In 2017, Discovery Museum served 48,000 people for free at a very low cost through programs targeting economically disadvantaged families and children with disabilities. This funding would create additional parking to meet the needs of this growing audience.
In addition, it will help refurbish the former Children’s Museum, a historic building on Acton’s Main Street, as a headquarters for Traveling Science Workshops, which last year delivered hands-on science programs to 33,000 Massachusetts school children in their classrooms.

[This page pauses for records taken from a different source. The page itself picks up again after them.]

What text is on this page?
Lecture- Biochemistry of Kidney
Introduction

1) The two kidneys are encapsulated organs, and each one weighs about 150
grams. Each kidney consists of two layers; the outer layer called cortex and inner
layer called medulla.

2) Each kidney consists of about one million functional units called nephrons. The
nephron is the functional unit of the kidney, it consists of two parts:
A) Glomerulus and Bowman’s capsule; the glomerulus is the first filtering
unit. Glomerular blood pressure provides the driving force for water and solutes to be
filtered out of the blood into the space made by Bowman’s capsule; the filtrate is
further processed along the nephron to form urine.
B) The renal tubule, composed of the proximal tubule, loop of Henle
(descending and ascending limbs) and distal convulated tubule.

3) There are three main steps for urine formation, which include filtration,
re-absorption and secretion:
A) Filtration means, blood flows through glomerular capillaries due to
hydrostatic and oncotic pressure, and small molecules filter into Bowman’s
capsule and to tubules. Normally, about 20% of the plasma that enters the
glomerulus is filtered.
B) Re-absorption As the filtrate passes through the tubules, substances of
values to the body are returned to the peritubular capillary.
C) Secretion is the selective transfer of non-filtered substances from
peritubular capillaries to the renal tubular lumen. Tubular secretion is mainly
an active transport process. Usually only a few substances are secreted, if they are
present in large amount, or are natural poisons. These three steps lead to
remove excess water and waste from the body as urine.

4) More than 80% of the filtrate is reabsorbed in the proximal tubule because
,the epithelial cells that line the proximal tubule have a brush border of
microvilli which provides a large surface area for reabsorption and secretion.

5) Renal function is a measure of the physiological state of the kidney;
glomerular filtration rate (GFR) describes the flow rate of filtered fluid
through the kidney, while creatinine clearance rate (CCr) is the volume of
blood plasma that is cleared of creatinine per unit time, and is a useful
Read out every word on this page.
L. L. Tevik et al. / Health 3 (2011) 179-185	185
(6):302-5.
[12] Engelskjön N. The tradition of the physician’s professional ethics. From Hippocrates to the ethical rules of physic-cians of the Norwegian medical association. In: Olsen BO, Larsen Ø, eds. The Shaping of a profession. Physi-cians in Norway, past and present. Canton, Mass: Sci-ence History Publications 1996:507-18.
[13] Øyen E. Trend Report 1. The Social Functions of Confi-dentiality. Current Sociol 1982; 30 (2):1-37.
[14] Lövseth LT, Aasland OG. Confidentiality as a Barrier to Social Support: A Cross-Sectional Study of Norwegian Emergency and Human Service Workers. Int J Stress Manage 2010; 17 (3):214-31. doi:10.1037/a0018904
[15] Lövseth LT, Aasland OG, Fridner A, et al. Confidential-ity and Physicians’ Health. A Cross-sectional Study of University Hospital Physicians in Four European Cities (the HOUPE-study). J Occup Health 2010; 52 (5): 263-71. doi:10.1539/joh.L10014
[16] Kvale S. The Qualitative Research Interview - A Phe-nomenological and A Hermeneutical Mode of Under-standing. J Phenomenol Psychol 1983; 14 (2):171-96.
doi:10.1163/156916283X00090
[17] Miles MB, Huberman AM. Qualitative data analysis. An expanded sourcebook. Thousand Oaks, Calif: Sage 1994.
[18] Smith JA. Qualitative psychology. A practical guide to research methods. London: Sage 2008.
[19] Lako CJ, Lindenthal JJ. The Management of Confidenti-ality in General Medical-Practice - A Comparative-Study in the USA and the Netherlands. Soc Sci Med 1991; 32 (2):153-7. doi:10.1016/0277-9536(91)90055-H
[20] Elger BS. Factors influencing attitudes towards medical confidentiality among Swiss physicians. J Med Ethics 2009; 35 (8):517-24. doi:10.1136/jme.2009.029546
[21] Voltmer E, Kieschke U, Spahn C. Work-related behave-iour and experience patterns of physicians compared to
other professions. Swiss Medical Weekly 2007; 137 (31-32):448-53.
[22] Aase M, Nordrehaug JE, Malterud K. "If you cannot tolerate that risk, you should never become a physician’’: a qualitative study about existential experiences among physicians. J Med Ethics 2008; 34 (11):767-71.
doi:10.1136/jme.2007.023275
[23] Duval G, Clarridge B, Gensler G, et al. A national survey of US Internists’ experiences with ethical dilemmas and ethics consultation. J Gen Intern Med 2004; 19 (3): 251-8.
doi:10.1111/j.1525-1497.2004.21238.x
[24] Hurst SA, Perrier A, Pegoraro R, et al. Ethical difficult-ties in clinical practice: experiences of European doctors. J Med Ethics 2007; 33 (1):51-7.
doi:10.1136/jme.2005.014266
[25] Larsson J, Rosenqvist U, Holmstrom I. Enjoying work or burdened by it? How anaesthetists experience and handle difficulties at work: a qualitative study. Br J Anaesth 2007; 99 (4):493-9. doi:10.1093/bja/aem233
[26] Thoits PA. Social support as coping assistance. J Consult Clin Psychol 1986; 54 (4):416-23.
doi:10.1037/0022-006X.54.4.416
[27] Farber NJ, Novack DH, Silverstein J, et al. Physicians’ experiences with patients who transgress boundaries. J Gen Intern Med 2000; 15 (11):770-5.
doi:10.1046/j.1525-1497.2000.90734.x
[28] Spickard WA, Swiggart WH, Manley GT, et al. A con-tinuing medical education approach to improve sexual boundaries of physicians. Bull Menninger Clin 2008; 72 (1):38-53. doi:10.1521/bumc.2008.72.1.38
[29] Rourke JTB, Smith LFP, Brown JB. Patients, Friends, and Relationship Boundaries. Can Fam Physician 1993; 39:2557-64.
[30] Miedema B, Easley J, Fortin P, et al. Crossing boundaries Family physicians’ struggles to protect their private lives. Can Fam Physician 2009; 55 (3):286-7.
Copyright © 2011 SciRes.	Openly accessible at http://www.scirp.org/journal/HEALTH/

Finally, Eldridge secured $100,000 for the 495/MetroWest Suburban Edge Community Commission, to help the commission finalize its recommendations, to promote economic development in Metrowest. The commission, created by Representative Kate Hogan (D-Stow), has been run by the 495/MetroWest Partnership, a dedicated public-private association that acts as an advocacy organization collaborating with businesses, municipalities, and other stakeholders, to focus on economic development, transportation, and water supply issues in the 495/MetroWest Corridor.
The Senate unanimously passed the FY19 budget in the early morning hours on Friday. A Conference Committee will now work out the differences between the Senate budget and the version passed by the House of Representatives in April. Fiscal Year 2019 begins on July 1, 2018.